Perform a runway verification check to ensure that the runway markings and alignment is correct. Use appropriate external lights to illuminate the aircraft once it is on the runway. It is recommended to use the landing lights only when a takeoff clearance is issued. Also, if your takeoff is delayed after being cleared to take off for more than 90 seconds, advise ATC of your delay.
While most of the best practices discussed here are applicable to any surface operations, there are some specific recommendations for landing and clearing the runway.

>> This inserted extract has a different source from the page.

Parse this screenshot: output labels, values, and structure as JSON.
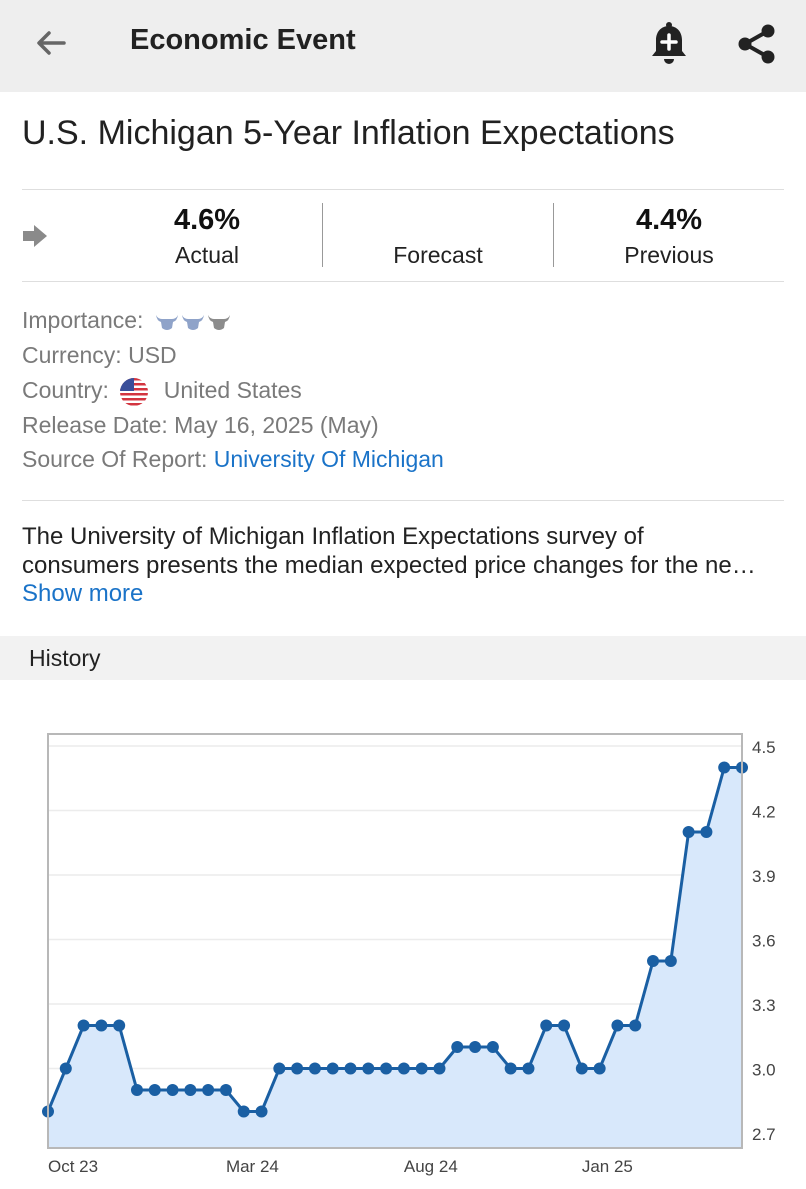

As part of the approach briefing, pilots should review the taxi chart to determine a “taxi plan” that includes the taxiway that is to be used to exit the runway, any runway hot spots, expectations to hold short of a closely spaced parallel runway, and a general plan to taxi to the parking ramp. Also during the approach briefing, discuss a plan to identify the correct runway using criteria such as width, lighting, localizer, and so on.
After the landing rollout and at a safe taxi speed, exit the runway to reach a holding position on a taxiway, ensuring that the aircraft is clear of the runway. Once clear of the runway and only when the taxi clearance is issued and understood by both pilots, the after-landing checklist can be completed.
There are several great resources available on the FAA Runway Safety website to aid in reducing runway incursions. To manage risks during surface operations, pilots must be disciplined and execute the basic blocking and tackling that supports the planning, communication, and coordination required to avoid runway incursions.
The opinions expressed in this column are those of the author and not necessarily endorsed by AIN Media Group.